Больше всего это развлечение нравилось женщинам. Они специально приходили издалека, чтобы только прикоснуться к этим широким разноцветным крыльям. Затем они забивались в огороды, садились под яблони и, не обращая внимания на песни и зазывания извозчиков, целовали, целовали страстно руку, которой коснулась бабочка.
На холме ежик входит и выходит в большой пустой горшок. Квадратный горшок слишком велик для него, но ежик уверен, что когда-нибудь сможет заполнить его без посторонней помощи.
«С годами я расту, расту, и каждый раз я заполняю его немного больше, – думает он, – я отдохну в тот день, когда закупорю своим телом каждый его угол».
И продолжает входить и выходить из горшка.
Он никогда не замечает, что происходит вокруг. Не то чтобы ему все равно. Просто он верен своей цели. К тому же он глухонемой.
И когда-нибудь, с годами, он заполнит свой горшок, даже если ему придется сменить форму и стать квадратным.

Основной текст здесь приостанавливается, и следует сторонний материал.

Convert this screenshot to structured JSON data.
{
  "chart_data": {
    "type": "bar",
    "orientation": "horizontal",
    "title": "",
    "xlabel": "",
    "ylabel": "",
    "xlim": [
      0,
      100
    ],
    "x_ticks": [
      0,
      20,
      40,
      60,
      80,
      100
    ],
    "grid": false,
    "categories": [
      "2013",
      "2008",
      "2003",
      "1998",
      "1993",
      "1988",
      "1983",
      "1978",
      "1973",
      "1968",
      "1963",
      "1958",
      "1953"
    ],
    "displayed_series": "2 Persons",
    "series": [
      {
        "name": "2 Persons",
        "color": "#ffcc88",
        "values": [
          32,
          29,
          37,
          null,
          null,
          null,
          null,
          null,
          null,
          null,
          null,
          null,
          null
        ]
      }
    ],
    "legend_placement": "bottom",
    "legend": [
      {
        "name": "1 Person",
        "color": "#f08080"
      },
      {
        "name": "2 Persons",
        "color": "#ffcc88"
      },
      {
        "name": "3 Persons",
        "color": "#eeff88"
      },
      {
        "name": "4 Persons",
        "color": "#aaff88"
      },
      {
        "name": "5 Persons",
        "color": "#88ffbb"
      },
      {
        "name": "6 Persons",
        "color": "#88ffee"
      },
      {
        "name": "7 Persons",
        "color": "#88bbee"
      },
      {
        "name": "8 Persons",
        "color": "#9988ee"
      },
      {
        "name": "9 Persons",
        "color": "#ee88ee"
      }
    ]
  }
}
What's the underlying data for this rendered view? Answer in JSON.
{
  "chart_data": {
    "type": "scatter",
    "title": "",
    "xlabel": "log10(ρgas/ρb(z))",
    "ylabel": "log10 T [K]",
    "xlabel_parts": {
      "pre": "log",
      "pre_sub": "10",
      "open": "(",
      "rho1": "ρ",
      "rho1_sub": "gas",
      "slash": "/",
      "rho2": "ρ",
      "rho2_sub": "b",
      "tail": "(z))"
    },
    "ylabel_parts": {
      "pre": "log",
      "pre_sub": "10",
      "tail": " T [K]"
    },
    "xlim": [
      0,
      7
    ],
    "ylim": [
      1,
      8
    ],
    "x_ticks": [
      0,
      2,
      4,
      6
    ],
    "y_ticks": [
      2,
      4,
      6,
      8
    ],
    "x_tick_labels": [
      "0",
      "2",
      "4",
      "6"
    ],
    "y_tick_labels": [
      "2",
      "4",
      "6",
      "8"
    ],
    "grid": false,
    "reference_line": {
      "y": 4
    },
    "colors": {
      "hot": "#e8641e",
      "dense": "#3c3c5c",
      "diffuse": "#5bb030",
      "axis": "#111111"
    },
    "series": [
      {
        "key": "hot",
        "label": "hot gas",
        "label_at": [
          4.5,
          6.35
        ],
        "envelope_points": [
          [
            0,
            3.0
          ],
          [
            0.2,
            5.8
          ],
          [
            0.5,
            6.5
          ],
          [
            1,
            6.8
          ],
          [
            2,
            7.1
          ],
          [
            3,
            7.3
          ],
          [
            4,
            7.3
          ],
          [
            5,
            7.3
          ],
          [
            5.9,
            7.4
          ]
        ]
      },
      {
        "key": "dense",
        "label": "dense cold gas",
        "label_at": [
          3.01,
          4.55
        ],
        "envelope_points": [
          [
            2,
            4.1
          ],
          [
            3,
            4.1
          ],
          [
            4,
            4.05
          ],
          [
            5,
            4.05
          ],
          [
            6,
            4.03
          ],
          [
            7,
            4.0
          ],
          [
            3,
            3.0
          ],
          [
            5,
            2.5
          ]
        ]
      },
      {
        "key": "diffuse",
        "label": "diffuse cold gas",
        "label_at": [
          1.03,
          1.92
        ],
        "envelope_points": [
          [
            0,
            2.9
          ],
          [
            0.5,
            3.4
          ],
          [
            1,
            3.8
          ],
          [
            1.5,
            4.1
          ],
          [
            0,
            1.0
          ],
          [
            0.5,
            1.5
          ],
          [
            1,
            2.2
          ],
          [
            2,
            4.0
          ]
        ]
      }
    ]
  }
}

Однажды вечером, шагая в одиночестве, я впервые открыл свой страшный секрет – в моей юношеской груди скрыты два живых фонаря: красный с левой стороны и зеленый – с правой.
«Так я корабль!» – прошептал я тихо, счастливо.
Тогда я стал испытывать силу воли. Сосредоточив все внимание, я с неописуемой радостью и гордостью отметил, что могу – приводя в движение не использованную ранее мышцу – приказывать светить любому из фонарей, качавшемуся внутри меня, подвешенному на толстом и мягком, как костный мозг, нерве.
И, очарованный, я ходил в тот превосходный вечер в сиянии, изливающемся из меня, по его красному и зеленому свету; я ходил много часов, пока не стерлись подошвы ботинок и острые дорожные камни не начали колоть мне ноги.
Открываю, запираю окно. Голубь всегда там. У каменной трубы, откуда разливаются самые разные запахи: травяного супа, горелого хлеба, кожи.
Когда закрывается окно и падают шторы, загораживая меня от внешнего мира, я спрашиваю себя: «А какого же голубь цвета?»
Никогда невозможно ответить.
То я говорю, что он белый. То могу поспорить, что он пепельный, вроде цвета моей души и двери моего дома, то коричневый с белыми пятнами на спине и бородкой на шее.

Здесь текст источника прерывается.